Late last week more than a dozen Republican governors declared that they will not build the insurance market exchanges called for by the Affordable Care Act, including prominent names like Bobby Jindal of Louisiana, John Kasich of Ohio, Scott Walker of Wisconsin and Rick Perry of Texas.
On Monday, Mary Fallin of Oklahoma joined them, declaring in a statement that it “does not benefit Oklahoma taxpayers to actively support and fund a new government program that will ultimately be under the control of the federal government.”
The original deadline for states to notify the Department of Health and Human Services on whether they intend to build their own exchange was last Friday, but the administration extended it to Dec. 14.
About a dozen Republican governors are weighing their options, including Chris Christie of New Jersey, Rick Scott of Florida and Terry Branstad of Iowa.
The decisions carry important implications for the long-term arc of Obamacare, which supporters and opponents alike agree is here to stay now that President Obama has been re-elected.
The Obama administration wants states to build the exchanges so they have an incentive to make the law work. If the federal government takes over, state-level Republicans have a scapegoat in case things go wrong.
The more states stonewall the exchanges, the more it complicates the task of the federal government. One challenge is that the law lacks an automatic funding mechanism for HHS to set up state exchanges. Enrollment is slated to begin next October, and the exchanges are scheduled to start functioning by January 2014.
The Affordable Care Act encourages each state to build and operate its own exchange — a regulated, subsidized marketplace where consumers and small businesses can shop for insurance plans. If a state declines, the federal government has the power under the health care reform law to build one for it.
“This is a federally-mandated exchange with rules dictated by Washington,” Perry wrote in a letter to the Obama administration last Thursday. “It would not be fiscally responsible to put hard-working Texans on the financial hook for an unknown amount of money to operate a system under rules that have not even been written.”
Twenty-three states, mostly Democratic, and Washington, D.C. have said they’ll move forward with the exchanges, either on their own or in partnership with the feds.
Propelling the GOP governors’ stance is a desire to protect themselves politically from accusations of abetting a law that conservatives fervently oppose.
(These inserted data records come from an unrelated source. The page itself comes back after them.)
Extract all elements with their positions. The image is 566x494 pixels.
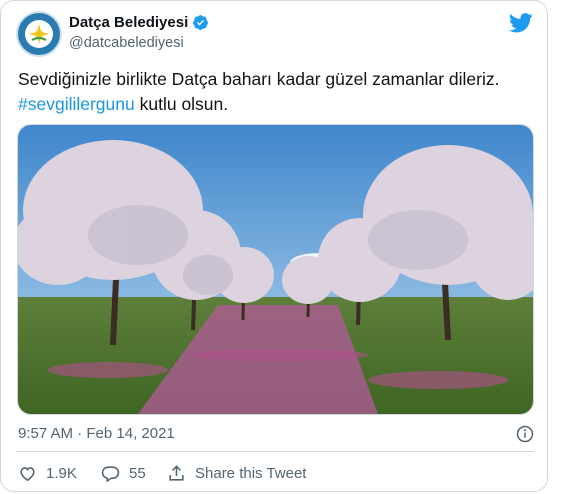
reply-button[interactable]: 55	[101, 464, 146, 483]
actions-divider	[16, 451, 534, 452]
share-label: Share this Tweet	[195, 465, 307, 482]
tweet-text-line-2: #sevgililergunu kutlu olsun.	[18, 92, 538, 117]
info-icon[interactable]	[516, 425, 534, 443]
hashtag-link[interactable]: #sevgililergunu	[18, 94, 135, 114]
author-handle[interactable]: @datcabelediyesi	[69, 35, 184, 51]
twitter-bird-icon[interactable]	[509, 13, 533, 33]
share-icon	[169, 465, 184, 481]
like-count: 1.9K	[46, 465, 77, 482]
verified-badge-icon	[193, 15, 209, 30]
tweet-text: Sevdiğinizle birlikte Datça baharı kadar…	[18, 67, 538, 117]
heart-icon	[20, 467, 35, 482]
tweet-timestamp[interactable]: 9:57 AM · Feb 14, 2021	[18, 425, 175, 442]
share-button[interactable]: Share this Tweet	[167, 464, 306, 483]
like-button[interactable]: 1.9K	[18, 464, 77, 483]
tweet-card[interactable]: Datça Belediyesi @datcabelediyesi Sevdiğ…	[0, 0, 548, 492]
reply-icon	[101, 466, 120, 483]
reply-count: 55	[129, 465, 146, 482]
tweet-text-rest: kutlu olsun.	[134, 94, 229, 114]
tweet-photo[interactable]	[17, 124, 534, 415]
tweet-text-line-1: Sevdiğinizle birlikte Datça baharı kadar…	[18, 69, 500, 89]
municipality-logo-avatar[interactable]	[16, 11, 62, 57]
author-display-name[interactable]: Datça Belediyesi	[69, 14, 188, 31]
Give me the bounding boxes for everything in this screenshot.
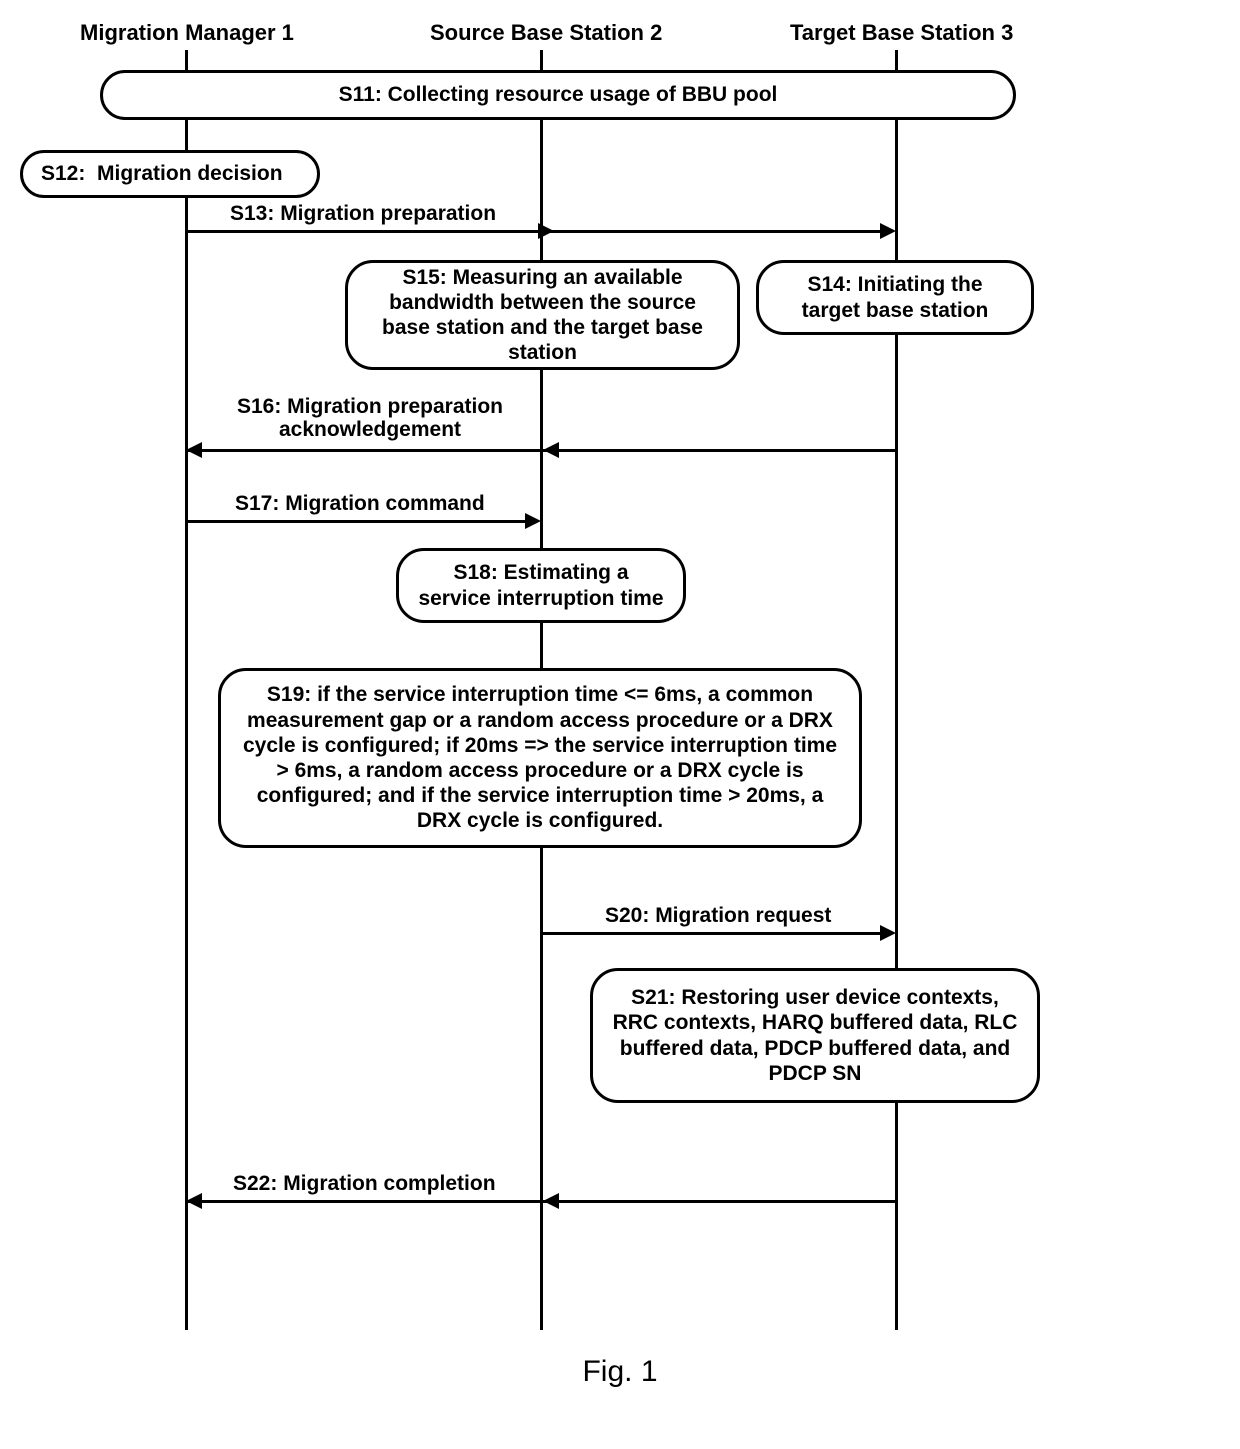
arrowhead-s16a [543, 442, 559, 458]
node-s19: S19: if the service interruption time <=… [218, 668, 862, 848]
label-s22: S22: Migration completion [233, 1172, 496, 1195]
arrow-s16a [543, 449, 895, 452]
arrowhead-s13-end [880, 223, 896, 239]
figure-caption: Fig. 1 [20, 1355, 1220, 1389]
node-s15: S15: Measuring an available bandwidth be… [345, 260, 740, 370]
node-s18: S18: Estimating a service interruption t… [396, 548, 686, 623]
label-s17: S17: Migration command [235, 492, 485, 515]
arrow-s16b [188, 449, 540, 452]
arrowhead-s17 [525, 513, 541, 529]
lifeline-target-base-station [895, 50, 898, 1330]
arrow-s20 [543, 932, 880, 935]
node-s12: S12: Migration decision [20, 150, 320, 198]
arrow-s13 [188, 230, 880, 233]
arrowhead-s16b [186, 442, 202, 458]
label-s13: S13: Migration preparation [230, 202, 496, 225]
lifeline-migration-manager [185, 50, 188, 1330]
node-s21: S21: Restoring user device contexts, RRC… [590, 968, 1040, 1103]
label-s20: S20: Migration request [605, 904, 831, 927]
participant-target-base-station: Target Base Station 3 [790, 20, 1013, 46]
participant-source-base-station: Source Base Station 2 [430, 20, 662, 46]
arrowhead-s13-mid [538, 223, 554, 239]
arrowhead-s20 [880, 925, 896, 941]
label-s16: S16: Migration preparation acknowledgeme… [225, 395, 515, 441]
node-s11: S11: Collecting resource usage of BBU po… [100, 70, 1016, 120]
arrow-s22b [188, 1200, 540, 1203]
sequence-diagram: Migration Manager 1 Source Base Station … [20, 20, 1220, 1400]
arrowhead-s22a [543, 1193, 559, 1209]
node-s14: S14: Initiating the target base station [756, 260, 1034, 335]
participant-migration-manager: Migration Manager 1 [80, 20, 294, 46]
arrow-s22a [543, 1200, 895, 1203]
arrowhead-s22b [186, 1193, 202, 1209]
arrow-s17 [188, 520, 528, 523]
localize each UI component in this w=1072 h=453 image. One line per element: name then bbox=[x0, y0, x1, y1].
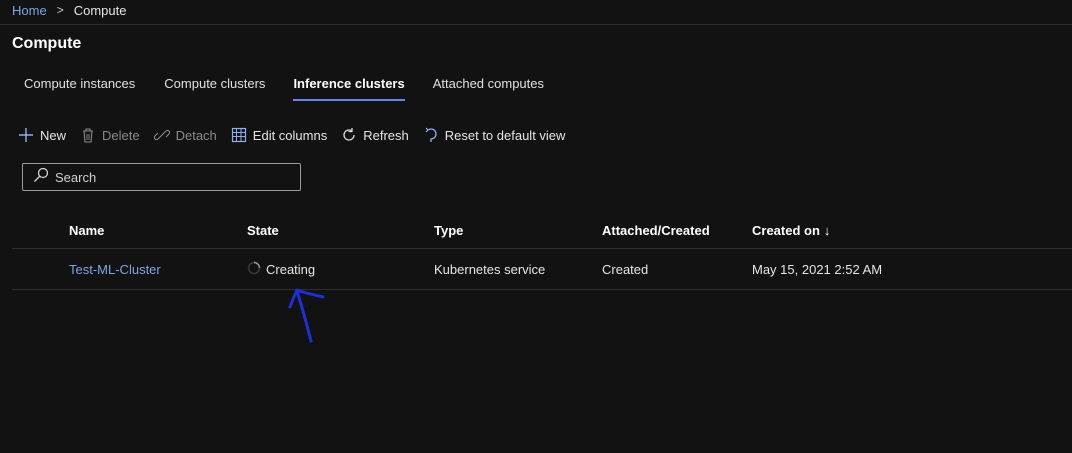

Some governors argue that the regulations are too stifling and provide little flexibility for them to construct the marketplaces in accordance with their states’ needs.
“At this point, based on the information we have, states do not have the flexibility to build and manage exchanges in ways that respond to unique needs of their citizens or markets,” Kasich wrote in his Friday letter. “Regardless of who runs the exchange, the end product is the same.”